- 1 pound extra-lean ground beef
- 1 package taco seasoning
- 1 medium onion, chopped
- 1 can black beans, undrained
- 1 cup uncooked brown rice
- 1 cup corn niblets, drained
- 1 small jar of salsa of choice
- 6 bell peppers
- 1.5 cup shredded Fontina cheese or Monterey Jack cheese, separated
- Optional: sour cream and guacamole
Preheat the oven to 350 degrees F.
Cut off the tops of the peppers and spoon out the ribs and seeds, then rinse. Lightly sprinkle the inside of the peppers with kosher salt and place in a microwave safe dish with ¼ cup water. Cover with plastic wrap and microwave for 5 minutes or until they start to soften.

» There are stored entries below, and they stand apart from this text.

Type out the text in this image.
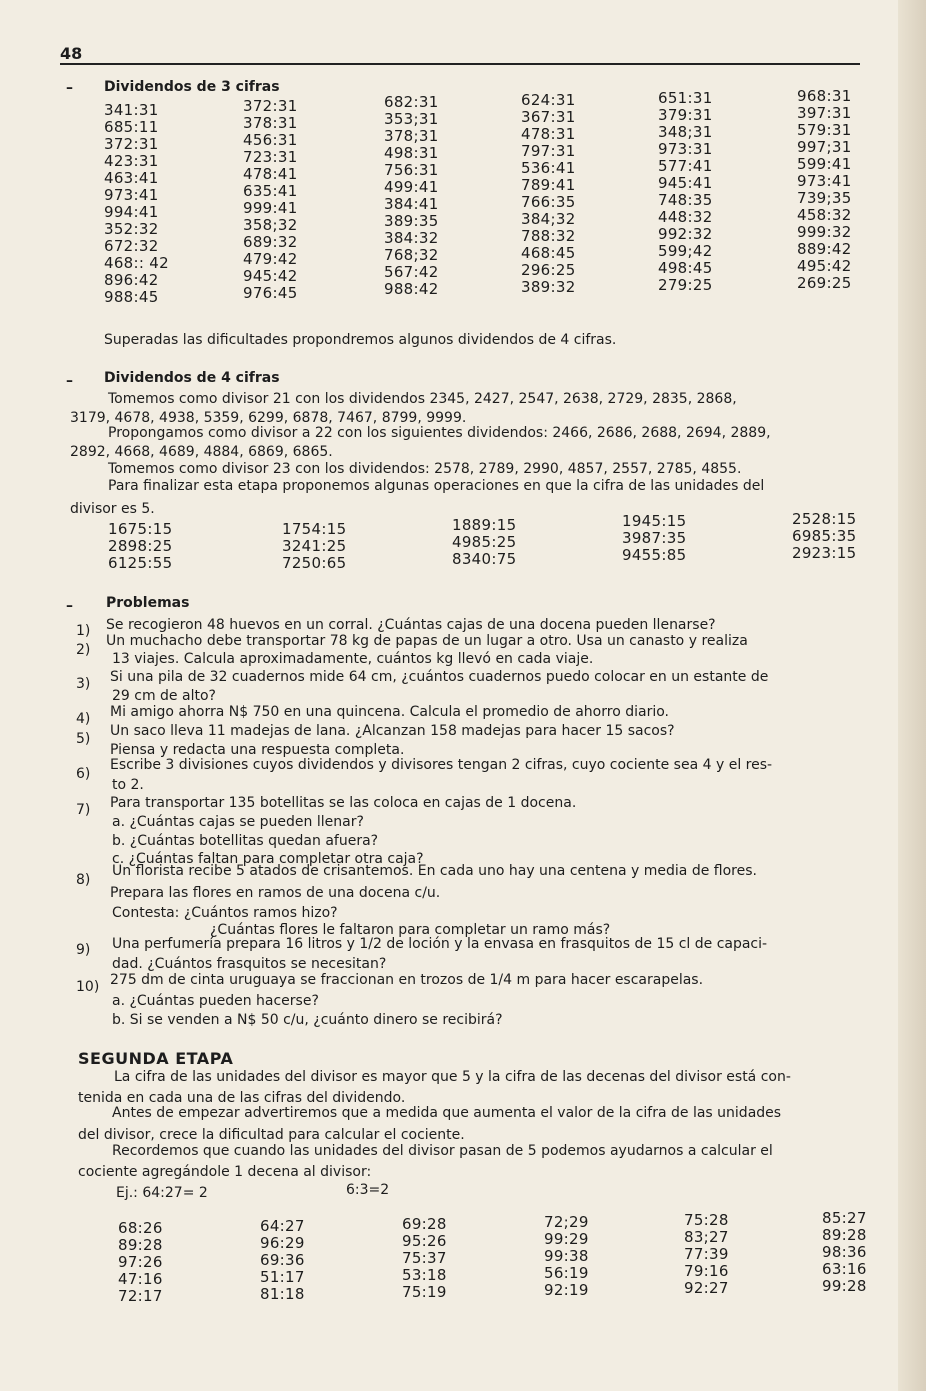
48
– Dividendos de 3 cifras
341:31
685:11
372:31
423:31
463:41
973:41
994:41
352:32
672:32
468:: 42
896:42
988:45
372:31
378:31
456:31
723:31
478:41
635:41
999:41
358;32
689:32
479:42
945:42
976:45
682:31
353;31
378;31
498:31
756:31
499:41
384:41
389:35
384:32
768;32
567:42
988:42
624:31
367:31
478:31
797:31
536:41
789:41
766:35
384;32
788:32
468:45
296:25
389:32
651:31
379:31
348;31
973:31
577:41
945:41
748:35
448:32
992:32
599;42
498:45
279:25
968:31
397:31
579:31
997;31
599:41
973:41
739;35
458:32
999:32
889:42
495:42
269:25
Superadas las dificultades propondremos algunos dividendos de 4 cifras.
– Dividendos de 4 cifras
Tomemos como divisor 21 con los dividendos 2345, 2427, 2547, 2638, 2729, 2835, 2868,
3179, 4678, 4938, 5359, 6299, 6878, 7467, 8799, 9999.
Propongamos como divisor a 22 con los siguientes dividendos: 2466, 2686, 2688, 2694, 2889,
2892, 4668, 4689, 4884, 6869, 6865.
Tomemos como divisor 23 con los dividendos: 2578, 2789, 2990, 4857, 2557, 2785, 4855.
Para finalizar esta etapa proponemos algunas operaciones en que la cifra de las unidades del
divisor es 5.
1675:15
2898:25
6125:55
1754:15
3241:25
7250:65
1889:15
4985:25
8340:75
1945:15
3987:35
9455:85
2528:15
6985:35
2923:15
– Problemas
1) Se recogieron 48 huevos en un corral. ¿Cuántas cajas de una docena pueden llenarse?
2)
Un muchacho debe transportar 78 kg de papas de un lugar a otro. Usa un canasto y realiza
13 viajes. Calcula aproximadamente, cuántos kg llevó en cada viaje.
3) Si una pila de 32 cuadernos mide 64 cm, ¿cuántos cuadernos puedo colocar en un estante de
29 cm de alto?
4) Mi amigo ahorra N$ 750 en una quincena. Calcula el promedio de ahorro diario.
5) Un saco lleva 11 madejas de lana. ¿Alcanzan 158 madejas para hacer 15 sacos?
Piensa y redacta una respuesta completa.
6)
Escribe 3 divisiones cuyos dividendos y divisores tengan 2 cifras, cuyo cociente sea 4 y el res-
to 2.
7) Para transportar 135 botellitas se las coloca en cajas de 1 docena.
a. ¿Cuántas cajas se pueden llenar?
b. ¿Cuántas botellitas quedan afuera?
c. ¿Cuántas faltan para completar otra caja?
8)
Un florista recibe 5 atados de crisantemos. En cada uno hay una centena y media de flores.
Prepara las flores en ramos de una docena c/u.
Contesta: ¿Cuántos ramos hizo?
¿Cuántas flores le faltaron para completar un ramo más?
9) Una perfumería prepara 16 litros y 1/2 de loción y la envasa en frasquitos de 15 cl de capaci-
dad. ¿Cuántos frasquitos se necesitan?
10) 275 dm de cinta uruguaya se fraccionan en trozos de 1/4 m para hacer escarapelas.
a. ¿Cuántas pueden hacerse?
b. Si se venden a N$ 50 c/u, ¿cuánto dinero se recibirá?
SEGUNDA ETAPA
La cifra de las unidades del divisor es mayor que 5 y la cifra de las decenas del divisor está con-
tenida en cada una de las cifras del dividendo.
Antes de empezar advertiremos que a medida que aumenta el valor de la cifra de las unidades
del divisor, crece la dificultad para calcular el cociente.
Recordemos que cuando las unidades del divisor pasan de 5 podemos ayudarnos a calcular el
cociente agregándole 1 decena al divisor:
Ej.: 64:27= 2	6:3=2
68:26
89:28
97:26
47:16
72:17
64:27
96:29
69:36
51:17
81:18
69:28
95:26
75:37
53:18
75:19
72;29
99:29
99:38
56:19
92:19
75:28
83;27
77:39
79:16
92:27
85:27
89:28
98:36
63:16
99:28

Brown the ground beef in a large fry pan over medium high heat for 5 minutes or until cooked almost through. Add the taco seasoning and saute another minute.
Add the onion and saute with beef until soft. Add the beans, rice, corn, and salsa – mix and heat through. Then add 1c. of the shredded cheese and remove from heat.
Transfer to an oven-safe baking dish with high sides and fill the peppers with the hot meat and rice mixture. Sprinkle the tops with remaining cheese and bake for 20 minutes or until peppers are tender and cheese is browned. Serve hot.